The prevalence of kidney stones, however, is higher in males than females (10.6% vs 7.1%, respectively).[26] Coronary heart disease is also more common in males than in females (7.8% vs 4.6%).[127] Therefore, it is surprising that our study found that females with kidney stone were significantly more likely to develop CHD. The underlying pathophysiology remains unclear. Females with kidney stones may also be exposed to unknown factors that could increase their risk of CHD. Further studies are needed to identify the potential risk factors of CHD in females with kidney stones such as dietary, estrogen/progesterone, pregnancy, muscle to fat composition, and genetic factors. A history of kidney stones in women may be added as a possible cardiac risk factor.

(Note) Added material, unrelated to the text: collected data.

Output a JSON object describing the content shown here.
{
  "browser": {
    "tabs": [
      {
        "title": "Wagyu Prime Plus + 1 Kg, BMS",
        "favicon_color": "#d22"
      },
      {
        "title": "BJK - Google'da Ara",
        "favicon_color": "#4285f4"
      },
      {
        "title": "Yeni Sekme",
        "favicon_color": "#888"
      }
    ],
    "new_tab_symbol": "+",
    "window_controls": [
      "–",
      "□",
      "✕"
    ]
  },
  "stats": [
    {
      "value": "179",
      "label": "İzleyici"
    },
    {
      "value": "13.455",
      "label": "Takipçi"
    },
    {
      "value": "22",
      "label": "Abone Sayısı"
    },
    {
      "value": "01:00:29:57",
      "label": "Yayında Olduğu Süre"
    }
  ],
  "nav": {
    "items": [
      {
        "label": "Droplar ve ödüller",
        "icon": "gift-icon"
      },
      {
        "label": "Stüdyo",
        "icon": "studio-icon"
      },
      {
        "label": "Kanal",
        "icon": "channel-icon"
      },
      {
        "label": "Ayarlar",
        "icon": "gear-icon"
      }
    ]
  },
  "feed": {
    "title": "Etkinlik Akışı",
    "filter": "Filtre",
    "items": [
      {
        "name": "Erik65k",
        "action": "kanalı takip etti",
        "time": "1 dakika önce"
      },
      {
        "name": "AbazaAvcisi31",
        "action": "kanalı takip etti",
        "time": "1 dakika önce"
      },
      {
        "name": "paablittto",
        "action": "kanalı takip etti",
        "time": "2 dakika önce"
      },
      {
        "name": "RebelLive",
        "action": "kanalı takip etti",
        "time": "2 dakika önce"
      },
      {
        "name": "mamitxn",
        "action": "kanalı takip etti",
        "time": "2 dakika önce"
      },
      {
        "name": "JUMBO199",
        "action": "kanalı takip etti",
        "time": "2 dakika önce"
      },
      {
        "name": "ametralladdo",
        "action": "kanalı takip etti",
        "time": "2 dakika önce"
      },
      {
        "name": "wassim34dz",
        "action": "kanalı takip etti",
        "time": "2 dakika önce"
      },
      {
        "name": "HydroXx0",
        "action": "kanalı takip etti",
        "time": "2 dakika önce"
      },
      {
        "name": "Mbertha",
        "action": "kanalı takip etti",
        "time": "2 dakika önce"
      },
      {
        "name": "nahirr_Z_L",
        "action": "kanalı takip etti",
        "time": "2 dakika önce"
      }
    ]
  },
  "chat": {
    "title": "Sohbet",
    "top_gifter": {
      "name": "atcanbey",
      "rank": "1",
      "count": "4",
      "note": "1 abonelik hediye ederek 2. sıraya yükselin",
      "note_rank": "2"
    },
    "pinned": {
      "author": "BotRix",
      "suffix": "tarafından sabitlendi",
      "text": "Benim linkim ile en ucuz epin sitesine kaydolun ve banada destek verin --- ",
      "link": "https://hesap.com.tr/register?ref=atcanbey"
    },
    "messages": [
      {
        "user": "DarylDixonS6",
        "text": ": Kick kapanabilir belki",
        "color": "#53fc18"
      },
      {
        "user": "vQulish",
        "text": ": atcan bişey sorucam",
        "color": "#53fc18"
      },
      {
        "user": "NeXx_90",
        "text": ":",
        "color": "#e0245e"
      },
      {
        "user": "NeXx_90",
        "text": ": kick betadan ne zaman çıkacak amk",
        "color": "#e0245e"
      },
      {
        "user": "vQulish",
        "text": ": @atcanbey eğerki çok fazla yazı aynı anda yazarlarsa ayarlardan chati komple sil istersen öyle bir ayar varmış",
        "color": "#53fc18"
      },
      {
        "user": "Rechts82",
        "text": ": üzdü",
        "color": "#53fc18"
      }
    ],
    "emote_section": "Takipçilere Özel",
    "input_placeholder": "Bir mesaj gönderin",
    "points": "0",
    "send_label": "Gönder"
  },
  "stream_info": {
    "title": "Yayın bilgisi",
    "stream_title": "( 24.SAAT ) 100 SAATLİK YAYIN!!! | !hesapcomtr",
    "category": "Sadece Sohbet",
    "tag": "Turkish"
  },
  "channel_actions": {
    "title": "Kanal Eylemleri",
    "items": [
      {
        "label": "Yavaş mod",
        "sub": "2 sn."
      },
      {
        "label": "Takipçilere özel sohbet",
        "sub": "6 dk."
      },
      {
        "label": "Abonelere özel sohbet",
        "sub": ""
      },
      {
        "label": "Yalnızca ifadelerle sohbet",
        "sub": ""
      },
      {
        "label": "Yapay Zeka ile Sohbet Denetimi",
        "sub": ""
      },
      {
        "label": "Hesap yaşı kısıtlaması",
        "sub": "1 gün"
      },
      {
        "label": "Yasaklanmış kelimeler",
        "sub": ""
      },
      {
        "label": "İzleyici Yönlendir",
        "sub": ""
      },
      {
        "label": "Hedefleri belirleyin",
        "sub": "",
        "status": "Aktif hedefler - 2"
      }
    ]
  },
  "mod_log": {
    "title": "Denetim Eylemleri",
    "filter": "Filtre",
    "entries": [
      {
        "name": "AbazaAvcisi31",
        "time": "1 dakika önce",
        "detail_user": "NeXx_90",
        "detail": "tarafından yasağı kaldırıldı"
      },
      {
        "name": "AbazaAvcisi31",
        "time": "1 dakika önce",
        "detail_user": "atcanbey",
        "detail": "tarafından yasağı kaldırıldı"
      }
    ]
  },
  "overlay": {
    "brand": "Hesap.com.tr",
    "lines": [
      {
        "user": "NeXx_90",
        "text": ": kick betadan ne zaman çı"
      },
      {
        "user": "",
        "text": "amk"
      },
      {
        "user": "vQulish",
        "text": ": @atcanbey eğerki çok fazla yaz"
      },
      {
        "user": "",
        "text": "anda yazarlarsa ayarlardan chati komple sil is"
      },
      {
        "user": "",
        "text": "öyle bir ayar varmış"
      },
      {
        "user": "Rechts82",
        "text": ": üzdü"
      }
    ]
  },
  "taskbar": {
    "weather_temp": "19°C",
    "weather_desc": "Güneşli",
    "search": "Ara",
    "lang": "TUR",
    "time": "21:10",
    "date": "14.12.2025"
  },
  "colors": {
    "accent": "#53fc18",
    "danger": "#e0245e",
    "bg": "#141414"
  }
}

Even though most of the included studies were of high quality[2714] (as evaluated by Newcastle-Ottawa scale), there are some limitations. First, two studies[27] were conducted using medical registry-based databases; therefore, coding inaccuracies for both kidney stones and CAD may have been presented. Another two studies[414] used a definition of kidney stones composed of self-reporting, which reported as accurate in 97% of cases.[28] Second, there is statistical heterogeneity in this complete analysis. The difference in the definition of CHD may be one of the main sources of this heterogeneity. Two studies included only patients with acute myocardial infarction[27] whereas the other studies had a broader definition that included patients with old myocardial infarctions[41114] and patients undergoing coronary artery interventions.[14] Third, this is a meta-analysis of observational studies with its inherent limitations. Hence, at best, it can demonstrate an association but not a causal relationship. Observational studies require multivariable adjustments that may fail to account for unanticipated or unknown confounders. Future studies are required to identify the mechanisms underlying this potential causal relationship and to assess the types of the kidney stone and their association with CHD.

Conclusion

Our study demonstrates a statistically significant increased risk of CHD in female patients with prior kidney stones. This finding suggests that a history of kidney stones is a risk factor for CHD in females and may impact clinical management. Physicians should be aware of this potential increased risk.